The user agent parser contexts (UA_PARSER_CONTEXT
table) have the following columns:
Column | Type |
---|---|
event_id 🔑 | TEXT |
collector_tstamp 🔑 | TIMESTAMP |
useragent_family | TEXT |
useragent_major | TEXT |
useragent_minor | TEXT |
useragent_patch | TEXT |
useragent_version | TEXT |
os_family | TEXT |
os_major | TEXT |
os_minor | TEXT |
os_patch | TEXT |
os_patch_minor | TEXT |
os_version | TEXT |
device_family | TEXT |
BAD_EVENT
If Fivetran detects Snowplow events that don't conform to the Snowplow Canonical Event format, we add the BAD_EVENT
table to your destination schema to store these events. The columns in the BAD_EVENT
table have the following data types:
Column | Data Type |
---|---|
id 🔑 | TEXT |
event | TEXT |
reason | TEXT |
Load custom fields
If you implement Snowplow's custom click feature, all the custom clicks will be loaded into the EVENT
table in your destination's Snowplow schema.

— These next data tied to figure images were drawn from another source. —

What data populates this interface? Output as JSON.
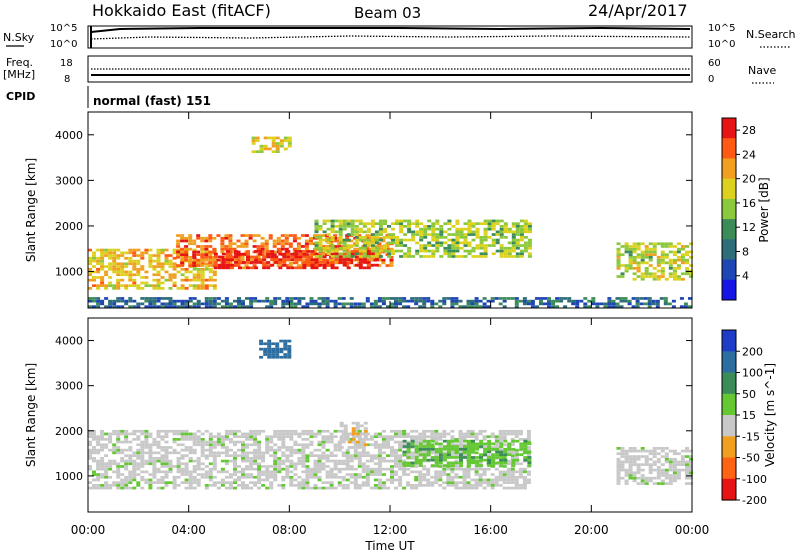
{
  "header": {
    "station": "Hokkaido East (fitACF)",
    "beam": "Beam 03",
    "date": "24/Apr/2017"
  },
  "status_panel": {
    "nsky_label": "N.Sky",
    "nsky_top_tick": "10^5",
    "nsky_bottom_tick": "10^0",
    "nsearch_label": "N.Search",
    "nsearch_top_tick": "10^5",
    "nsearch_bottom_tick": "10^0",
    "freq_label": "Freq.",
    "freq_unit": "[MHz]",
    "freq_top_tick": "18",
    "freq_bottom_tick": "8",
    "nave_label": "Nave",
    "nave_top_tick": "60",
    "nave_bottom_tick": "0",
    "cpid_label": "CPID",
    "cpid_value": "normal (fast) 151"
  },
  "x_axis": {
    "label": "Time UT",
    "ticks": [
      "00:00",
      "04:00",
      "08:00",
      "12:00",
      "16:00",
      "20:00",
      "00:00"
    ]
  },
  "colors": {
    "power": [
      "#1515e6",
      "#1e46b4",
      "#2d6e7a",
      "#3c8c5a",
      "#8cc83c",
      "#dcd21e",
      "#f0a01e",
      "#ff5a14",
      "#e61414"
    ],
    "velocity": [
      "#e61414",
      "#ff6414",
      "#f0a01e",
      "#c8c8c8",
      "#64c832",
      "#3c8c5a",
      "#2d6ea0",
      "#1e3cc8"
    ]
  },
  "chart_data": [
    {
      "type": "heatmap",
      "panel": "power",
      "ylabel": "Slant Range [km]",
      "y_ticks": [
        "1000",
        "2000",
        "3000",
        "4000"
      ],
      "ylim": [
        200,
        4500
      ],
      "xlim_hours": [
        0,
        24
      ],
      "colorbar_label": "Power [dB]",
      "colorbar_ticks": [
        "4",
        "8",
        "12",
        "16",
        "20",
        "24",
        "28"
      ],
      "colorbar_range": [
        0,
        30
      ],
      "echo_regions": [
        {
          "t0": 0.0,
          "t1": 5.0,
          "r0": 600,
          "r1": 1500,
          "level": 20
        },
        {
          "t0": 3.5,
          "t1": 12.0,
          "r0": 1100,
          "r1": 1800,
          "level": 24
        },
        {
          "t0": 5.0,
          "t1": 11.5,
          "r0": 1050,
          "r1": 1450,
          "level": 27
        },
        {
          "t0": 9.0,
          "t1": 17.5,
          "r0": 1300,
          "r1": 2100,
          "level": 16
        },
        {
          "t0": 6.5,
          "t1": 8.0,
          "r0": 3600,
          "r1": 3950,
          "level": 18
        },
        {
          "t0": 21.0,
          "t1": 24.0,
          "r0": 800,
          "r1": 1600,
          "level": 17
        },
        {
          "t0": 0.0,
          "t1": 24.0,
          "r0": 200,
          "r1": 400,
          "level": 8
        }
      ]
    },
    {
      "type": "heatmap",
      "panel": "velocity",
      "ylabel": "Slant Range [km]",
      "y_ticks": [
        "1000",
        "2000",
        "3000",
        "4000"
      ],
      "ylim": [
        200,
        4500
      ],
      "xlim_hours": [
        0,
        24
      ],
      "colorbar_label": "Velocity [m s^-1]",
      "colorbar_ticks": [
        "200",
        "100",
        "50",
        "15",
        "-15",
        "-50",
        "-100",
        "-200"
      ],
      "colorbar_range": [
        -250,
        250
      ],
      "echo_regions": [
        {
          "t0": 0.0,
          "t1": 17.5,
          "r0": 700,
          "r1": 2000,
          "level": 0
        },
        {
          "t0": 6.8,
          "t1": 8.0,
          "r0": 3600,
          "r1": 4000,
          "level": 180
        },
        {
          "t0": 10.0,
          "t1": 11.0,
          "r0": 1600,
          "r1": 2200,
          "level": -40
        },
        {
          "t0": 12.5,
          "t1": 17.5,
          "r0": 1200,
          "r1": 1800,
          "level": 40
        },
        {
          "t0": 21.0,
          "t1": 24.0,
          "r0": 800,
          "r1": 1600,
          "level": 0
        }
      ]
    }
  ]
}
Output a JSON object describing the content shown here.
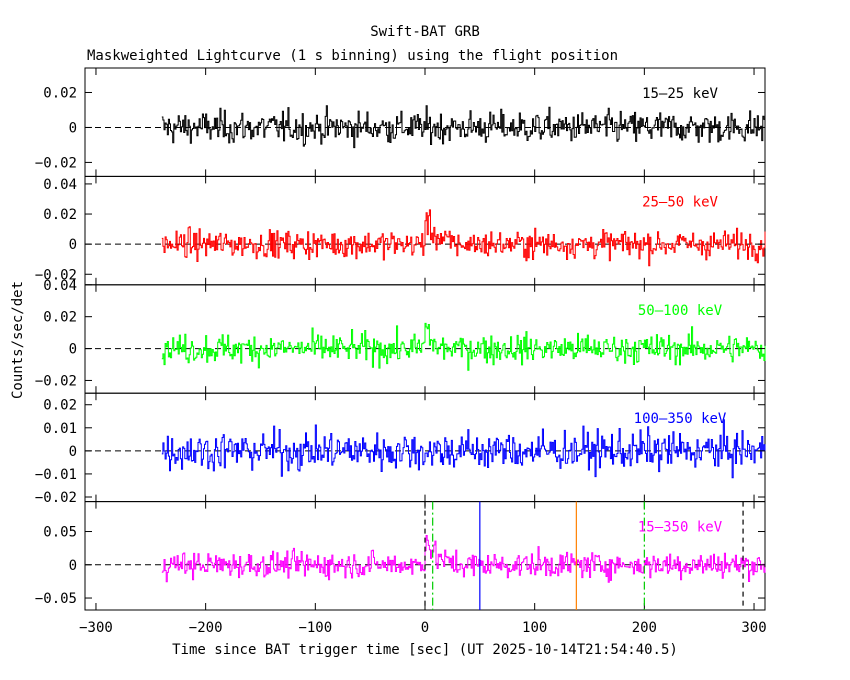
{
  "chart_data": {
    "type": "line",
    "title": "Swift-BAT GRB",
    "subtitle": "Maskweighted Lightcurve (1 s binning) using the flight position",
    "xlabel": "Time since BAT trigger time [sec] (UT 2025-10-14T21:54:40.5)",
    "ylabel": "Counts/sec/det",
    "xlim": [
      -310,
      310
    ],
    "x_ticks": [
      -300,
      -200,
      -100,
      0,
      100,
      200,
      300
    ],
    "x_tick_labels": [
      "−300",
      "−200",
      "−100",
      "0",
      "100",
      "200",
      "300"
    ],
    "data_range": [
      -240,
      310
    ],
    "panels": [
      {
        "name": "15–25 keV",
        "color": "#000000",
        "ylim": [
          -0.028,
          0.034
        ],
        "ticks": [
          -0.02,
          0,
          0.02
        ],
        "tick_labels": [
          "−0.02",
          "0",
          "0.02"
        ],
        "noise": 0.0075,
        "bumps": []
      },
      {
        "name": "25–50 keV",
        "color": "#ff0000",
        "ylim": [
          -0.027,
          0.045
        ],
        "ticks": [
          -0.02,
          0,
          0.02,
          0.04
        ],
        "tick_labels": [
          "−0.02",
          "0",
          "0.02",
          "0.04"
        ],
        "noise": 0.0075,
        "bumps": [
          {
            "t0": 0,
            "t1": 25,
            "amp": 0.018
          }
        ]
      },
      {
        "name": "50–100 keV",
        "color": "#00ff00",
        "ylim": [
          -0.028,
          0.04
        ],
        "ticks": [
          -0.02,
          0,
          0.02,
          0.04
        ],
        "tick_labels": [
          "−0.02",
          "0",
          "0.02",
          "0.04"
        ],
        "noise": 0.0075,
        "bumps": [
          {
            "t0": 0,
            "t1": 12,
            "amp": 0.018
          }
        ]
      },
      {
        "name": "100–350 keV",
        "color": "#0000ff",
        "ylim": [
          -0.022,
          0.025
        ],
        "ticks": [
          -0.02,
          -0.01,
          0,
          0.01,
          0.02
        ],
        "tick_labels": [
          "−0.02",
          "−0.01",
          "0",
          "0.01",
          "0.02"
        ],
        "noise": 0.007,
        "bumps": []
      },
      {
        "name": "15–350 keV",
        "color": "#ff00ff",
        "ylim": [
          -0.068,
          0.095
        ],
        "ticks": [
          -0.05,
          0,
          0.05
        ],
        "tick_labels": [
          "−0.05",
          "0",
          "0.05"
        ],
        "noise": 0.016,
        "bumps": [
          {
            "t0": 0,
            "t1": 25,
            "amp": 0.045
          }
        ]
      }
    ],
    "markers": [
      {
        "x": 0,
        "color": "#000000",
        "style": "dashed"
      },
      {
        "x": 7,
        "color": "#00cc00",
        "style": "dashdot"
      },
      {
        "x": 50,
        "color": "#0000ff",
        "style": "solid"
      },
      {
        "x": 138,
        "color": "#ff8000",
        "style": "solid"
      },
      {
        "x": 200,
        "color": "#00cc00",
        "style": "dashdot"
      },
      {
        "x": 290,
        "color": "#000000",
        "style": "dashed"
      }
    ]
  }
}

Fivetran supports unstructured events. You can track your custom objects.
To load custom fields into your destination, do the following:
Write a JSON schema describing your custom attributes known as an iglu file in the Snowplow documentation. Iglu files are JSON schemas and Snowplow's integration is setup to work with JSON schemas. For more information you can see an explanation of how JSON schemas work.
Validate your schema before you start sending your data to us.
We don't have a repository that's analogous to Snowplow's "iglu", so just put your schema at a regular URL such as a public github repository, such as: https://github.com/fivetran/snowplow-schemas/blob/master/hello_world.json or https://github.com/fivetran/snowplow-schemas/blob/master/test_table.json
Use the URL that you established in step 3 as the schema URL when you call Snowplow:
window[snowplowName]('trackPageView', null, [{ schema: 'https://raw.githubusercontent.com/fivetran/snowplow-schemas/master/hello_world.json', data: { hello: 'Hello world!', hello_array: ['Hello', 'world!'] } }]);
Make sure to have a "title" attribute for the schema, which will become the name of the table where the data gets stored. For example, the following will create a table named
example
(id int):{ "title": "example", "properties": { "id": { "type": "integer" } } }
If you want to create a decimal type (for example, for storing currency values), just use the multipleOf property:
{ "title": "example", "properties": { "value": { "type": "number", "multipleOf": 0.01 } } }
This will create a destination table example (value decimal (18, 2)).
If you want to store an enum value, add a type associated with it. All the enum values should be of same data type:
{ "properties": { "value": { "type": "string", "enum": ["value1", "value2"] } } }
NOTE: We only support values and homogenous arrays. Nested objects and tuple-style arrays are stored in but not extracted into your destination since they don't have an obvious representation.
Exclude source data
We don't yet have a way to exclude source data. You can independently, however, limit the data you send to Fivetran.
Sync limitations
We only support publicly-hosted schemas in Iglu or GitHub.